General information
- Type: Ultralight aircraft and Light-sport aircraft
- National origin: Germany
- Manufacturer: Roland Aircraft
- Status: Under development (2012)
- Number built: one prototype

History
- Developed from: Messerschmitt Bf 109

= Roland Me 109 Replica =

German homebuilt aircraft

The Roland Me 109 Replica is a German ultralight and light-sport aircraft, under development by Roland Aircraft of Mendig. The aircraft is an 83% replica of the Second World War Messerschmitt Bf 109 G-6 fighter aircraft and will be supplied as a kit for amateur construction or as a complete ready-to-fly-aircraft.

==Design and development==
The aircraft was designed to comply with the Fédération Aéronautique Internationale microlight rules and US light-sport aircraft rules.
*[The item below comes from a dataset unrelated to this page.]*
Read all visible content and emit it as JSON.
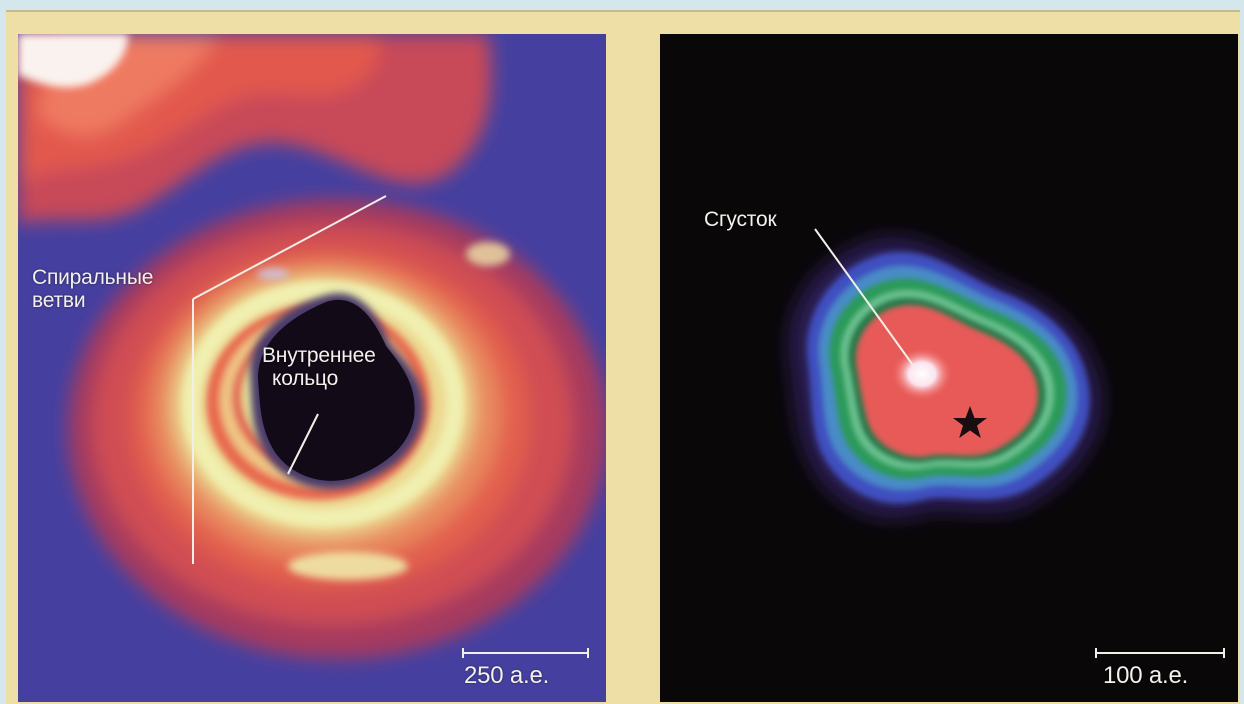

Like the aircraft it replicates, it features a cantilever low-wing, a two-seats-in-tandem enclosed cockpit under a framed canopy, retractable conventional landing gear and a single engine in tractor configuration.

The aircraft is predominantly made from aluminum sheet. Its 8.13 m span wing has an area of 17.5 m2 and mounts flaps. The standard engine intended is the 100 hp Rotax 912ULS, although consideration is being given to using a 180 hp four-stroke powerplant as well.

The plan is to produce the Me 109 Replica under sub-contract in the Czech Republic.